また、高品質記録のために H.264 などのコンシュマー向けCodec への対応も予定に無いということでした。
HyperDeck Studio Miniから搭載された機能としては、オーディオの収録ch数を設定メニューで設定可能になっています。
これまでは Audioは 16ch が強制的に設定されていしまっていましたが、2ch なども設定できるようになりました。
またEthernet端子の新たな活用方法として FTPサーバ機能が内蔵されており、HyperDeck Studio Miniに刺さっているSDカードへ映像ファイルが書き込めるようになりました。
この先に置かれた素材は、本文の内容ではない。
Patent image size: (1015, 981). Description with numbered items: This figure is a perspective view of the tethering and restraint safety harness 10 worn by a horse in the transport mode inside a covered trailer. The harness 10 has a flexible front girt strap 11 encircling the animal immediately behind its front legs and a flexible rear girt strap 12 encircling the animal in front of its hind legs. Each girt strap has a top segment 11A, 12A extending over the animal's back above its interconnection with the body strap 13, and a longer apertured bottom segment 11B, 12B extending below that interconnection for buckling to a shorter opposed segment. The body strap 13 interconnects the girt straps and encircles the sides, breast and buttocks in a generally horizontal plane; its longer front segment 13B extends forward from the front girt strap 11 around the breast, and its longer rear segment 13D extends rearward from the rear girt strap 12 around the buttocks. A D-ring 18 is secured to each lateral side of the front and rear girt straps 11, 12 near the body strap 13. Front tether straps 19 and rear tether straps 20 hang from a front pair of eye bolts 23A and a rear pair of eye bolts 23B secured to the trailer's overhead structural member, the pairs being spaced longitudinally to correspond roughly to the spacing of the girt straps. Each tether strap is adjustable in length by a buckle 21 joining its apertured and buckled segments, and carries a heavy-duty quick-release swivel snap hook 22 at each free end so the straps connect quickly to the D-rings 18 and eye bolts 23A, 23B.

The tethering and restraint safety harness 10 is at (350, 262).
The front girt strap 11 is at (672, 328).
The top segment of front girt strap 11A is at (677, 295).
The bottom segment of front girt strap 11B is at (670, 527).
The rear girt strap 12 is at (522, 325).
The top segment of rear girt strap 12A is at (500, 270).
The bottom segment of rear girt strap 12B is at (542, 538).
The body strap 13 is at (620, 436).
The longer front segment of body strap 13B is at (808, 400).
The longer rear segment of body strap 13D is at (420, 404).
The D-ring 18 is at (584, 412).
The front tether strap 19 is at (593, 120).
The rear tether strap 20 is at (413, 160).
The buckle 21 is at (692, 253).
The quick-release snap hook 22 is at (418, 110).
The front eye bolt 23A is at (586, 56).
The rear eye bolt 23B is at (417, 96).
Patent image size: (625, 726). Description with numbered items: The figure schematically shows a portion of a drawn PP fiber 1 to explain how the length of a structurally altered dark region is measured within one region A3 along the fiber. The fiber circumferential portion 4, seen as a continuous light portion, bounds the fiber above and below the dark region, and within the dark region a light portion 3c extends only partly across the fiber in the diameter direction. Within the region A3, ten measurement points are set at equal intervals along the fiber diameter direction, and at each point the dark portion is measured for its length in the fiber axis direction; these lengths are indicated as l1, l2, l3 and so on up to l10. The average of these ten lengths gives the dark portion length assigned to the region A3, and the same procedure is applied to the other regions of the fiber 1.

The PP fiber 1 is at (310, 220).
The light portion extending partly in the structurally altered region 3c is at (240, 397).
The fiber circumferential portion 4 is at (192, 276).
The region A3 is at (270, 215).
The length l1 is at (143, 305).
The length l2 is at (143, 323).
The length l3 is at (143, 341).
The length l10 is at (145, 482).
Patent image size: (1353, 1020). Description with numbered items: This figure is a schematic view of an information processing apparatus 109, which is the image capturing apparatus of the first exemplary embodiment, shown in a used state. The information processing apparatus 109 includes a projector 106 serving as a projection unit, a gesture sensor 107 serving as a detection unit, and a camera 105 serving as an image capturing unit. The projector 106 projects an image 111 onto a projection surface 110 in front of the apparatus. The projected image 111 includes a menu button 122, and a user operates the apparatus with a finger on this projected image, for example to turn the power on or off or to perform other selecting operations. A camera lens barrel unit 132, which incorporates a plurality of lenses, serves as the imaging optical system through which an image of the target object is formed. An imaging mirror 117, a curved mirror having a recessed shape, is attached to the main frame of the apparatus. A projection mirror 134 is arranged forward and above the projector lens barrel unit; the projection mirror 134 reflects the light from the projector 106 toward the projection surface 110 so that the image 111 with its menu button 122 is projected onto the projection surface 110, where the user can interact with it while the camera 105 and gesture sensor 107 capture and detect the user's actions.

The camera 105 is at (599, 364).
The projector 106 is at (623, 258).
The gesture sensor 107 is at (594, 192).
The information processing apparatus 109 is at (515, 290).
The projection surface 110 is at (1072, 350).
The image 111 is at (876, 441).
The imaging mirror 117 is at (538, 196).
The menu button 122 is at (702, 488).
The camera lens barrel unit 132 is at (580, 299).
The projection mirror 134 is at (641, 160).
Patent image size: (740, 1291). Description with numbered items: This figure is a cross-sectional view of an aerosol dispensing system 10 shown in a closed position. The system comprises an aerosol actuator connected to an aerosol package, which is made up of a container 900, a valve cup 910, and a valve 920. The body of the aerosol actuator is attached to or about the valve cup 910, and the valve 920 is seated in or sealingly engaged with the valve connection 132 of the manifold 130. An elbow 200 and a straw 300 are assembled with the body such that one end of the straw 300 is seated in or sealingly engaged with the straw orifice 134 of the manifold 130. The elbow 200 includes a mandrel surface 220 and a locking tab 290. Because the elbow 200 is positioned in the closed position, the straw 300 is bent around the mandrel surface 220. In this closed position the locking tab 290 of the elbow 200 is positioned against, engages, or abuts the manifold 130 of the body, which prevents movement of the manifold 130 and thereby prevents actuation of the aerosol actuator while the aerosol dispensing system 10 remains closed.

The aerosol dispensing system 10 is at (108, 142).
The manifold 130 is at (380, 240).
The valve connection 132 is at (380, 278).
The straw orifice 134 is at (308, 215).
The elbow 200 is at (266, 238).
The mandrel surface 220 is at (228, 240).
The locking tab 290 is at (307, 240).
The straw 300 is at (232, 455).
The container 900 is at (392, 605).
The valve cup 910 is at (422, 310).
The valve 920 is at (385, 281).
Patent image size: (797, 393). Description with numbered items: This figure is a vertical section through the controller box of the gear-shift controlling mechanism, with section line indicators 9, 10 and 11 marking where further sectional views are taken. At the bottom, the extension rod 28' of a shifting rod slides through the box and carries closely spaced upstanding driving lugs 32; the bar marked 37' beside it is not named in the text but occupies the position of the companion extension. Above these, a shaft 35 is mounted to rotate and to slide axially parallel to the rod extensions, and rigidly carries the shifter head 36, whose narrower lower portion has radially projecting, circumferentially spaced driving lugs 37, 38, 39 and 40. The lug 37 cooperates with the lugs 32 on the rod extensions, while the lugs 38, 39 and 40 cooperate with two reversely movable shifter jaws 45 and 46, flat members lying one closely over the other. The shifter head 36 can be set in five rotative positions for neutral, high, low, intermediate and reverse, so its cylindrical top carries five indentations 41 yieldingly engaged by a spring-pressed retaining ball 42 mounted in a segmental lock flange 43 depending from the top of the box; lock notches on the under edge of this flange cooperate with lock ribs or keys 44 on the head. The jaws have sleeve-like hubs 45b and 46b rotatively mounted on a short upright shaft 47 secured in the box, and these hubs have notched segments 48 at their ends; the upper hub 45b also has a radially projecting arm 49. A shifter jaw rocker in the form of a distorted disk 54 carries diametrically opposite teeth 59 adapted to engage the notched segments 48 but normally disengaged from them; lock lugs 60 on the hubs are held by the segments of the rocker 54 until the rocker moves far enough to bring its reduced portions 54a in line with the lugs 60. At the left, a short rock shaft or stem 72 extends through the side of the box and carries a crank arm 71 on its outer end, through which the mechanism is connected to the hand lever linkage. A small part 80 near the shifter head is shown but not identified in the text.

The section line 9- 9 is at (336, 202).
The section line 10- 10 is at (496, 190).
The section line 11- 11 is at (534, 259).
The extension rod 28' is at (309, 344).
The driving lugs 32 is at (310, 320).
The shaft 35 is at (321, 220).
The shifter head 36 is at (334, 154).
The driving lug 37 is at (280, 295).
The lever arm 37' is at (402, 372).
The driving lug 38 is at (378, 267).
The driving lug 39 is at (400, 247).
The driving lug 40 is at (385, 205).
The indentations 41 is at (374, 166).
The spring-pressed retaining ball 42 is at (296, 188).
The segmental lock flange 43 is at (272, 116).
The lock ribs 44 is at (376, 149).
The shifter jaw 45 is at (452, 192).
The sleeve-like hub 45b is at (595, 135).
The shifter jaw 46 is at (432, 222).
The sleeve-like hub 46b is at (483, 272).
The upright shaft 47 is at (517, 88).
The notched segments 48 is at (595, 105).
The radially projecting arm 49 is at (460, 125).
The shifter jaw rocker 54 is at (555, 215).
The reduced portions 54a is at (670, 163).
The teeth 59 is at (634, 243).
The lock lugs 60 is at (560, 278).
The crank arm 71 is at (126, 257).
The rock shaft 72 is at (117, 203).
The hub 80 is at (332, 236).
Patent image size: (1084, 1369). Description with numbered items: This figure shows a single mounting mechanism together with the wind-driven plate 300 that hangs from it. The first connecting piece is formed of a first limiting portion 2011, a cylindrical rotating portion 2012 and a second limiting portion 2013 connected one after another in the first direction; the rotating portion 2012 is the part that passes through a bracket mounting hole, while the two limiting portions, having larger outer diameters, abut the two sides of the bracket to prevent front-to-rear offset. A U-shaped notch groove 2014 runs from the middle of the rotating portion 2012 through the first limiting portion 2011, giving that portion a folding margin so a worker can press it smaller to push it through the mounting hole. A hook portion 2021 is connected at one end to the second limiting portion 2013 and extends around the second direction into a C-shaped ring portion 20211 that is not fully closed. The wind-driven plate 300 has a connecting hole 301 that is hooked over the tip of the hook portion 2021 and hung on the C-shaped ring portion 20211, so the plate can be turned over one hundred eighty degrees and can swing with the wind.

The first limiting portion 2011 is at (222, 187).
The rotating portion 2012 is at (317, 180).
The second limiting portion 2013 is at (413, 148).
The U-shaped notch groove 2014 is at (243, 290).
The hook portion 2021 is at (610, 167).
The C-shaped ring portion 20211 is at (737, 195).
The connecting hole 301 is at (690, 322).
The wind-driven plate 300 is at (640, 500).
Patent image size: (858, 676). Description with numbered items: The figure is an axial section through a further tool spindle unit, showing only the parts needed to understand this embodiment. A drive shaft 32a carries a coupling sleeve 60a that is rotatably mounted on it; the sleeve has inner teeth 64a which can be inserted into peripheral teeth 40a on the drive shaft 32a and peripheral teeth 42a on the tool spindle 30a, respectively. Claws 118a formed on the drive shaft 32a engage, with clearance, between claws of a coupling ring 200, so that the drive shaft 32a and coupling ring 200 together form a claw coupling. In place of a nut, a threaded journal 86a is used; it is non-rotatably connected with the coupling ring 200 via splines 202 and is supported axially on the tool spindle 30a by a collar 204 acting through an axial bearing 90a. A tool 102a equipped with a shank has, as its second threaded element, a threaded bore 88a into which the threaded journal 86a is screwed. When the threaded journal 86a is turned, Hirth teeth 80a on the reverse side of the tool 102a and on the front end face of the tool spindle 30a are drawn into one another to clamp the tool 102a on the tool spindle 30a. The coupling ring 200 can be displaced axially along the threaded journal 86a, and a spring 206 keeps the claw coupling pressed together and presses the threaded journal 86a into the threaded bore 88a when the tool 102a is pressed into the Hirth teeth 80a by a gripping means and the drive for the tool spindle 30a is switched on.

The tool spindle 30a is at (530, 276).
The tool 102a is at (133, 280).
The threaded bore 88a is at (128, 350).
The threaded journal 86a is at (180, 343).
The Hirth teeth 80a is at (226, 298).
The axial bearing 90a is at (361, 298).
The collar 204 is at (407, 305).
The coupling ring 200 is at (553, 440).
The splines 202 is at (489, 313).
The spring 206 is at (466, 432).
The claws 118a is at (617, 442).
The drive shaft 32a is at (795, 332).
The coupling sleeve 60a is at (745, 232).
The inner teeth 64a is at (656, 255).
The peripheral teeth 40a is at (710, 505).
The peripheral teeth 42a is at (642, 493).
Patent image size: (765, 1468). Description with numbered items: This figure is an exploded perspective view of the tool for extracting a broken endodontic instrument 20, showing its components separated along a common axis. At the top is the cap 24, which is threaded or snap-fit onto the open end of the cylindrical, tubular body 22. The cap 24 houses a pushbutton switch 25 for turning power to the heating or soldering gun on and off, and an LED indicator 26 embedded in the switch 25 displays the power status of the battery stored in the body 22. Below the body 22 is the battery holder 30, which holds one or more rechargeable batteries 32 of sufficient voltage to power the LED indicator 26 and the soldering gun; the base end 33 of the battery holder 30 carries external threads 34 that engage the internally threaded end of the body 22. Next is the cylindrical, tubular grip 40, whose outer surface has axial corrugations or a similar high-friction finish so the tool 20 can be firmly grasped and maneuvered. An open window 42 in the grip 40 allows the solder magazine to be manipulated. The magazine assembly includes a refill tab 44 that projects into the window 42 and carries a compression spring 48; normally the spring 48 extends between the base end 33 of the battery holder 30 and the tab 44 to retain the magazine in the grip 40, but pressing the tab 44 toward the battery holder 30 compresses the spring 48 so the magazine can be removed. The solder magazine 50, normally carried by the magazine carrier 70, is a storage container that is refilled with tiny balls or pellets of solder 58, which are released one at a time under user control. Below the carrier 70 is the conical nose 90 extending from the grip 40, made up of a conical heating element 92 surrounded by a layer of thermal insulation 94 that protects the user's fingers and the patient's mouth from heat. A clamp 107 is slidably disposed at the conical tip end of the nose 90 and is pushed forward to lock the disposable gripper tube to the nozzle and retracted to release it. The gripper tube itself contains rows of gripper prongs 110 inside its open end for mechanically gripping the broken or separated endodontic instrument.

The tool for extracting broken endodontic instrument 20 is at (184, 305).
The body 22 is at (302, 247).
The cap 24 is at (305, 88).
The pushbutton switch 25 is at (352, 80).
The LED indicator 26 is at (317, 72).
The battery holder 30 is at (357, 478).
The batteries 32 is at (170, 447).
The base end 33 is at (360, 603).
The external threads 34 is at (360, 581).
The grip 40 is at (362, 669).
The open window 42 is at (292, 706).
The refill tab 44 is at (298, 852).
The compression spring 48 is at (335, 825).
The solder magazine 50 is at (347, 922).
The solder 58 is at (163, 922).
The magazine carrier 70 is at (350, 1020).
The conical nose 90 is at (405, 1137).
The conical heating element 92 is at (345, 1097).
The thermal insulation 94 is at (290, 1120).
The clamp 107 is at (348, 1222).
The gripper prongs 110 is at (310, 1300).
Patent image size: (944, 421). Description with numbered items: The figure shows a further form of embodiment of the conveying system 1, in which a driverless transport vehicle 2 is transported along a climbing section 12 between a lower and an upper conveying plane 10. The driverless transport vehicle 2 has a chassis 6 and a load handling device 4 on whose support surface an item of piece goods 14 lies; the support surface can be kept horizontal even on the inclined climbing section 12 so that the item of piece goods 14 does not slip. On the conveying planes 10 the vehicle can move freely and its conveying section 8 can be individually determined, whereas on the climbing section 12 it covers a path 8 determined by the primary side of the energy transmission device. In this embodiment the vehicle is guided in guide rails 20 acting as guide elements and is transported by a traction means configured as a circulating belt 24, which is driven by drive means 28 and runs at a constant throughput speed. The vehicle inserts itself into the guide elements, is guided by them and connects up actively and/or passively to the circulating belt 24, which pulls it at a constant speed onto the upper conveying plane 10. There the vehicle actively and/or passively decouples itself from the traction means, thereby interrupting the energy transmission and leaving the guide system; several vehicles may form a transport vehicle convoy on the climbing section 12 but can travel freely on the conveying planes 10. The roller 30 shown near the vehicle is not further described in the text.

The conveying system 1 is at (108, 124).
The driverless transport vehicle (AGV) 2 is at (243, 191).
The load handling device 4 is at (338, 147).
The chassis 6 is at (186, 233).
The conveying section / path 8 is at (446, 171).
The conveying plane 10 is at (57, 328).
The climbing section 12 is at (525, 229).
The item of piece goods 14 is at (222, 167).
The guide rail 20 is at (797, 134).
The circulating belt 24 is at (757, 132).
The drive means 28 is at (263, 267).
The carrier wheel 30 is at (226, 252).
この機能とRS-422 のデッキコントロールなどを組み合わせることで、遠隔地から映像データを差し替えられるデジタルサイネージの映像出力システムなどとしても利用できるようになります。なお、SDカードに書き込まれた映像データをFTP経由で抜き出すことは出来ません。
また、HyperDeck Studio Mini は映像と共にリファレンス信号も出力することが出来ますので、複数のデジタルサイネージで再生タイミングを一致させることなども可能です。
この価格帯の製品にしては珍しい機能としては、SDI出力2系統を利用することで 映像 (Fill)と、その映像を抜くためのマスク(Key) 情報を創出できるようになっています。これはマスクを設定した Apple ProRes 4444 データを再生すると自動的に対応します。
なお、Fill/Key に対応していない映像データの場合には、標準設定では SDI出力2系統から同じデータが出力されます。
続けての新製品は「ATEM Television Studio HD」で、これまでのATEM Television Studio を完全にリニューアルする製品となります。
まず、入力が HDMIとSDIがそれぞれ4系統の計8系統と増加しました。
ATEM Television Studio はソフトウェア制御だったので制御するマシンが必要でしたが「ATEM Television Studio HD」は前面に操作パネルが付いたので、本体だけでも相当の事が出来るようになりました。もちろん、これまでと同様にソフトウェア制御も可能です。
またプレビューでの画面は表示位置をカスタマイズ可能になったために、オペレータごとに使いやすい表示、他社製品との整合性が採りやすくなりました。
同時にメディアプールのストレージが搭載されたために、再起動をしても素材の並べ順などがリセットされずに保持されるようになりました。
なお、入力切り替えボタンの上に4つづつ存在する小さなLEDライトですが、これはオーディオモニタとなっており、それぞれの切り替えボタンの映像のオーディオレベルを示しているという事でした。
最後の新製品は、Blackmagic としては初の取り組み分野の製品となる「Blackmagic Web Presenter」でした。
これはドライバレスで USB WebCamとして認識される HDMI/6G-SDI の入出力を持つコンバータであり、2160p60の映像を扱う能力を持っています。
これらの映像をハードウェア内でsyncを取った上で USB2.0 ポートから 720P 映像として出力。このUSB2.0 から出力された映像は、PCにおいては USB WebCam の映像として認識されます。
また、ネットワークの帯域が細い場合には、USB2.0ポートから出力される 720P 映像のフレームレートが自動的に下げられ、映像に破綻が出ないようにされます。
これだけの能力を持っている「Blackmagic Web Presenter」ですので、WebCam プロトコルへの変換機としてだけでは無く、映像コンバータとしても利用できます。Blackmagic社のコンバータと言えば「Teranex Mini」ですが、これの価格がUS$495-であり、「Blackmagic Web Presenter」と同額。
Blackmagic Web Presenterにはモニタが標準ではついていないので、US$85の「Teranex Mini Smart Panel」を付ける必要があるとは言え、1万円程度の価格さでコンバータに WebCam 機能も付けられると考えるとコストパフォーマンスの高さが分かります。